Exactly. T[] _is_ a dynamic array. Steven's otherwise wonderful article on arrays in D ( http://dlang.org/d-array-article.html ) made the mistake of calling the buffer that T[] points to on the GC heap (assuming that even does point to the GC heap) the dynamic array. And per the language spec, that's not true at all.

T[] is a dynamic array, whereas T[n] is a static array. The buffer referred to by T[] has no official name. And actually, the dynamic array really doesn't care whether it refers to a buffer on the GC heap, on that was malloced, a slice of a static array, etc. All of its operations are the same regardless, and all of the work.

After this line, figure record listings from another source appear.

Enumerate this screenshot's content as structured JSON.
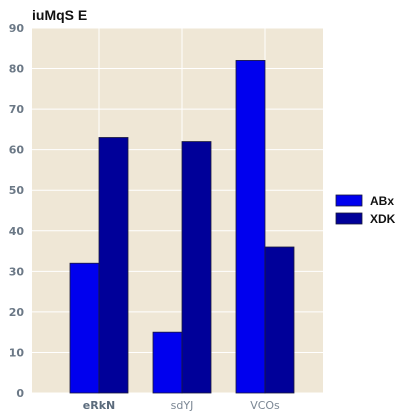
{
  "chart_data": {
    "type": "bar",
    "title": "iuMqS E",
    "categories": [
      "eRkN",
      "sdYJ",
      "VCOs"
    ],
    "series": [
      {
        "name": "ABx",
        "values": [
          32,
          15,
          82
        ],
        "color": "#0000ee"
      },
      {
        "name": "XDK",
        "values": [
          63,
          62,
          36
        ],
        "color": "#000099"
      }
    ],
    "ylim": [
      0,
      90
    ],
    "yticks": [
      "0",
      "10",
      "20",
      "30",
      "40",
      "50",
      "60",
      "70",
      "80",
      "90"
    ],
    "grid": true,
    "legend_position": "right",
    "colors": {
      "plot_background": "#efe7d6",
      "grid": "#ffffff",
      "bar_edge": "#1a1a3a"
    },
    "xtick_style": [
      "bold",
      "normal",
      "normal"
    ]
  }
}
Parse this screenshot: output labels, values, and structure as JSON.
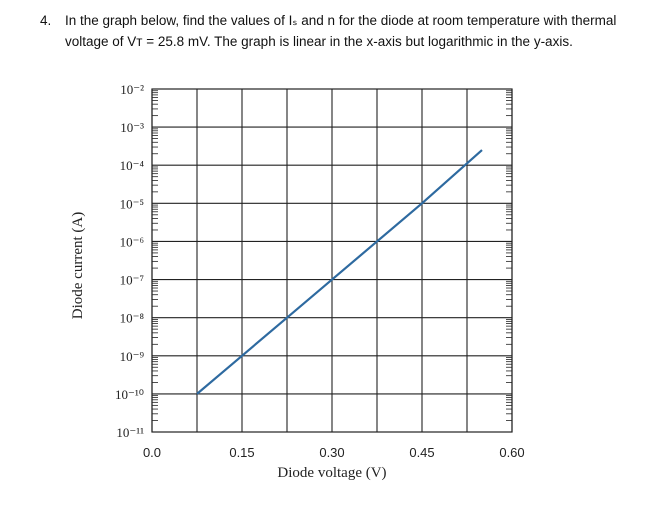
{
  "question": {
    "number": "4.",
    "text": "In the graph below, find the values of Iₛ and n for the diode at room temperature with thermal voltage of Vᴛ = 25.8 mV.  The graph is linear in the x-axis but logarithmic in the y-axis."
  },
  "chart_data": {
    "type": "line",
    "title": "",
    "xlabel": "Diode voltage (V)",
    "ylabel": "Diode current (A)",
    "x_ticks": [
      "0.0",
      "0.15",
      "0.30",
      "0.45",
      "0.60"
    ],
    "x_tick_values": [
      0.0,
      0.15,
      0.3,
      0.45,
      0.6
    ],
    "y_ticks": [
      "10⁻²",
      "10⁻³",
      "10⁻⁴",
      "10⁻⁵",
      "10⁻⁶",
      "10⁻⁷",
      "10⁻⁸",
      "10⁻⁹",
      "10⁻¹⁰",
      "10⁻¹¹"
    ],
    "y_tick_exponents": [
      -2,
      -3,
      -4,
      -5,
      -6,
      -7,
      -8,
      -9,
      -10,
      -11
    ],
    "xlim": [
      0.0,
      0.6
    ],
    "ylim": [
      1e-11,
      0.01
    ],
    "y_scale": "log",
    "grid": true,
    "series_color": "#2e6aa0",
    "series": [
      {
        "x": [
          0.075,
          0.15,
          0.225,
          0.3,
          0.375,
          0.45,
          0.55
        ],
        "y": [
          1e-10,
          1e-09,
          1e-08,
          1e-07,
          1e-06,
          1e-05,
          0.00025
        ]
      }
    ]
  }
}
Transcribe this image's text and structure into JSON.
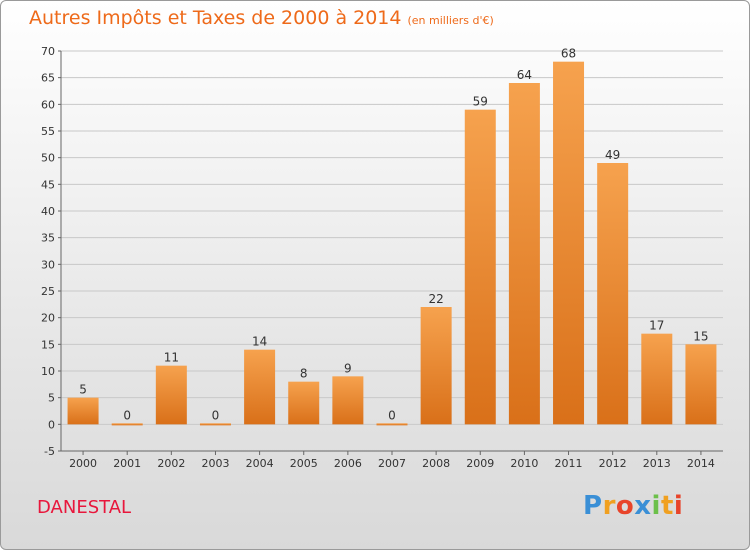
{
  "header": {
    "title": "Autres Impôts et Taxes de 2000 à 2014",
    "subtitle": "(en milliers d'€)"
  },
  "commune": "DANESTAL",
  "logo": {
    "letters": [
      "P",
      "r",
      "o",
      "x",
      "i",
      "t",
      "i"
    ],
    "colors": [
      "#3a8fd6",
      "#f0a020",
      "#e8442a",
      "#3a8fd6",
      "#6cc04a",
      "#f0a020",
      "#e8442a"
    ]
  },
  "colors": {
    "bar_top": "#f6a24e",
    "bar_bottom": "#d97019",
    "grid": "#c8c8c8",
    "title": "#ee6a1a",
    "commune": "#e8173c"
  },
  "chart_data": {
    "type": "bar",
    "title": "Autres Impôts et Taxes de 2000 à 2014",
    "subtitle": "(en milliers d'€)",
    "xlabel": "",
    "ylabel": "",
    "categories": [
      "2000",
      "2001",
      "2002",
      "2003",
      "2004",
      "2005",
      "2006",
      "2007",
      "2008",
      "2009",
      "2010",
      "2011",
      "2012",
      "2013",
      "2014"
    ],
    "values": [
      5,
      0,
      11,
      0,
      14,
      8,
      9,
      0,
      22,
      59,
      64,
      68,
      49,
      17,
      15
    ],
    "ylim": [
      -5,
      70
    ],
    "yticks": [
      -5,
      0,
      5,
      10,
      15,
      20,
      25,
      30,
      35,
      40,
      45,
      50,
      55,
      60,
      65,
      70
    ],
    "grid": true,
    "legend": "none"
  }
}
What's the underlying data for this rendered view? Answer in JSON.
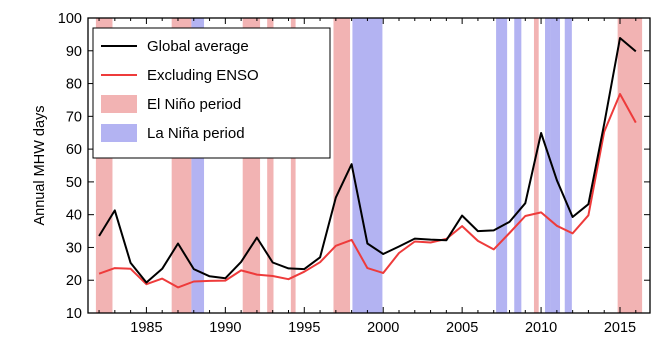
{
  "chart_data": {
    "type": "line",
    "title": "",
    "xlabel": "",
    "ylabel": "Annual MHW days",
    "xlim": [
      1981.3,
      2016.9
    ],
    "ylim": [
      10,
      100
    ],
    "xticks": [
      1985,
      1990,
      1995,
      2000,
      2005,
      2010,
      2015
    ],
    "yticks": [
      10,
      20,
      30,
      40,
      50,
      60,
      70,
      80,
      90,
      100
    ],
    "grid": false,
    "legend_position": "top-left",
    "x": [
      1982,
      1983,
      1984,
      1985,
      1986,
      1987,
      1988,
      1989,
      1990,
      1991,
      1992,
      1993,
      1994,
      1995,
      1996,
      1997,
      1998,
      1999,
      2000,
      2001,
      2002,
      2003,
      2004,
      2005,
      2006,
      2007,
      2008,
      2009,
      2010,
      2011,
      2012,
      2013,
      2014,
      2015,
      2016
    ],
    "series": [
      {
        "name": "Global average",
        "color": "#000000",
        "values": [
          33.5,
          41.3,
          25.3,
          19.3,
          23.5,
          31.2,
          23.4,
          21.2,
          20.6,
          25.6,
          33.0,
          25.4,
          23.6,
          23.4,
          27.0,
          45.2,
          55.4,
          31.2,
          28.0,
          30.3,
          32.7,
          32.4,
          32.2,
          39.7,
          35.0,
          35.2,
          37.8,
          43.5,
          64.9,
          50.5,
          39.3,
          43.2,
          67.7,
          93.9,
          89.8
        ]
      },
      {
        "name": "Excluding ENSO",
        "color": "#ee3b3b",
        "values": [
          22.0,
          23.7,
          23.5,
          18.8,
          20.5,
          17.8,
          19.6,
          19.8,
          19.9,
          23.0,
          21.7,
          21.3,
          20.3,
          22.6,
          25.5,
          30.5,
          32.3,
          23.7,
          22.2,
          28.3,
          31.8,
          31.5,
          32.6,
          36.5,
          32.0,
          29.4,
          34.4,
          39.6,
          40.7,
          36.6,
          34.3,
          39.8,
          65.3,
          76.8,
          68.1
        ]
      }
    ],
    "shaded_periods": [
      {
        "name": "El Niño period",
        "color": "#f2b3b3",
        "ranges": [
          [
            1981.8,
            1982.85
          ],
          [
            1986.6,
            1987.85
          ],
          [
            1991.1,
            1992.2
          ],
          [
            1992.65,
            1993.05
          ],
          [
            1994.15,
            1994.45
          ],
          [
            1996.85,
            1997.9
          ],
          [
            2009.55,
            2009.85
          ],
          [
            2014.85,
            2016.4
          ]
        ]
      },
      {
        "name": "La Niña period",
        "color": "#b3b3f2",
        "ranges": [
          [
            1987.85,
            1988.65
          ],
          [
            1998.05,
            1999.95
          ],
          [
            2007.15,
            2007.85
          ],
          [
            2008.3,
            2008.75
          ],
          [
            2010.25,
            2010.6
          ],
          [
            2010.6,
            2011.2
          ],
          [
            2011.5,
            2011.95
          ]
        ]
      }
    ]
  }
}
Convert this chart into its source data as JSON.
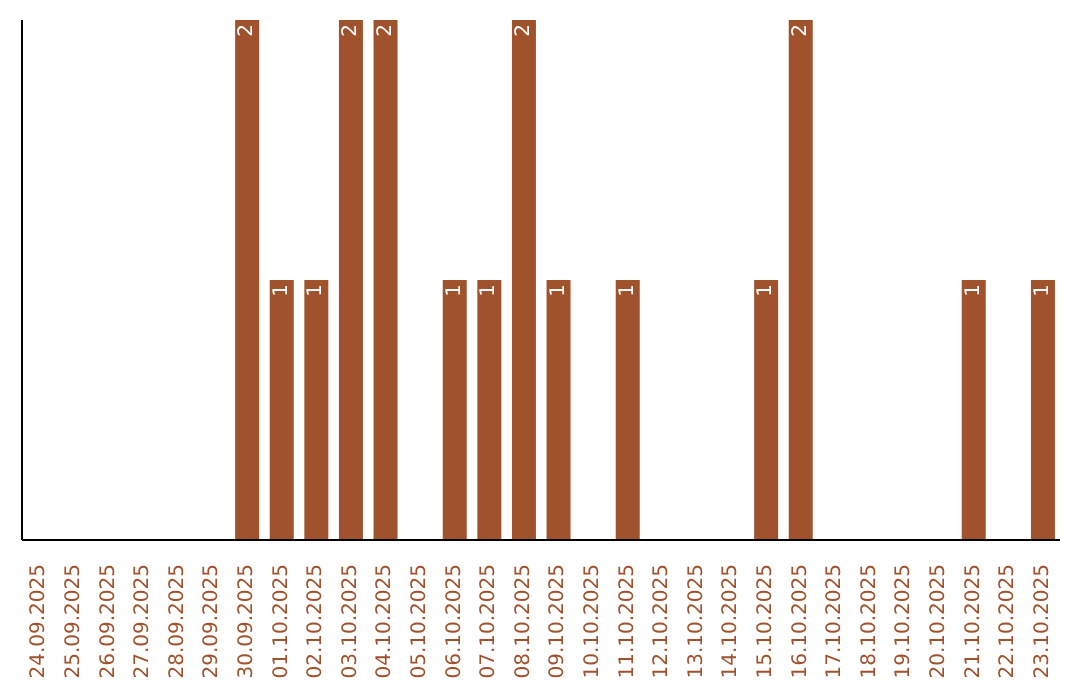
{
  "chart_data": {
    "type": "bar",
    "categories": [
      "24.09.2025",
      "25.09.2025",
      "26.09.2025",
      "27.09.2025",
      "28.09.2025",
      "29.09.2025",
      "30.09.2025",
      "01.10.2025",
      "02.10.2025",
      "03.10.2025",
      "04.10.2025",
      "05.10.2025",
      "06.10.2025",
      "07.10.2025",
      "08.10.2025",
      "09.10.2025",
      "10.10.2025",
      "11.10.2025",
      "12.10.2025",
      "13.10.2025",
      "14.10.2025",
      "15.10.2025",
      "16.10.2025",
      "17.10.2025",
      "18.10.2025",
      "19.10.2025",
      "20.10.2025",
      "21.10.2025",
      "22.10.2025",
      "23.10.2025"
    ],
    "values": [
      0,
      0,
      0,
      0,
      0,
      0,
      2,
      1,
      1,
      2,
      2,
      0,
      1,
      1,
      2,
      1,
      0,
      1,
      0,
      0,
      0,
      1,
      2,
      0,
      0,
      0,
      0,
      1,
      0,
      1
    ],
    "value_labels": [
      null,
      null,
      null,
      null,
      null,
      null,
      "2",
      "1",
      "1",
      "2",
      "2",
      null,
      "1",
      "1",
      "2",
      "1",
      null,
      "1",
      null,
      null,
      null,
      "1",
      "2",
      null,
      null,
      null,
      null,
      "1",
      null,
      "1"
    ],
    "color": "#a0522d",
    "ylim": [
      0,
      2
    ],
    "tick_labels": "x",
    "grid": false
  }
}
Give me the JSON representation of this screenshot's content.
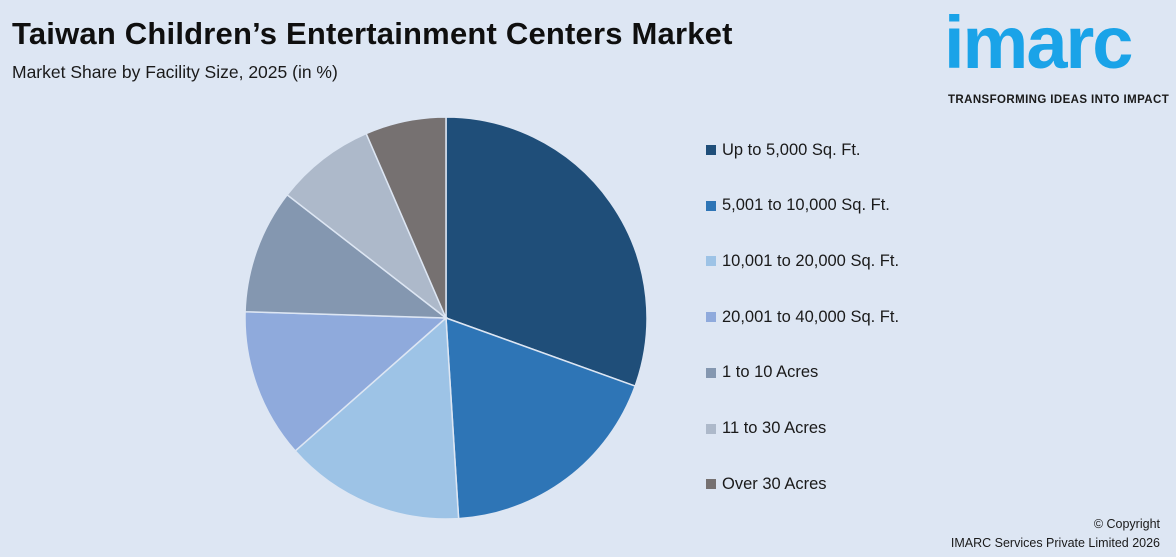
{
  "header": {
    "title": "Taiwan Children’s Entertainment Centers Market",
    "subtitle": "Market Share by Facility Size, 2025 (in %)"
  },
  "logo": {
    "word": "imarc",
    "tagline": "TRANSFORMING IDEAS INTO IMPACT",
    "color": "#1aa3e8"
  },
  "chart_data": {
    "type": "pie",
    "title": "Taiwan Children’s Entertainment Centers Market",
    "subtitle": "Market Share by Facility Size, 2025 (in %)",
    "legend_position": "right",
    "categories": [
      "Up to 5,000 Sq. Ft.",
      "5,001 to 10,000 Sq. Ft.",
      "10,001 to 20,000 Sq. Ft.",
      "20,001 to 40,000 Sq. Ft.",
      "1 to 10 Acres",
      "11 to 30 Acres",
      "Over 30 Acres"
    ],
    "values": [
      30.5,
      18.5,
      14.5,
      12.0,
      10.0,
      8.0,
      6.5
    ],
    "colors": [
      "#1f4e79",
      "#2e75b6",
      "#9dc3e6",
      "#8faadc",
      "#8497b0",
      "#adb9ca",
      "#767171"
    ]
  },
  "footer": {
    "copyright_line1": "© Copyright",
    "copyright_line2": "IMARC Services Private Limited 2026"
  }
}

It's just that if the dynamic array does not refer to a buffer allocated on the GC heap for dynamic arrays, then it doesn't have any excess capacity for the dynamic array to grow into when you append to it, so appending to it forces the GC to reallocate its memory (as opposed to only having to reallocate sometimes when the buffer is already GC-allocated). And since the dynamic array itself does not manage its own memory, if you slice something other than GC-allocated memory to get a dynamic array, then it's up to you to make sure that you don't leak that memory or refer to it after it's been freed. However, every other aspect of T[] is identical regardless of what memory backs it, and most code really doesn't care what memory backs it.

As far as the D language is concern, T[] _is_ a slice of memory, but it's also a dynamic array, whereas the memory that it's slicing is _not_ a dynamic array.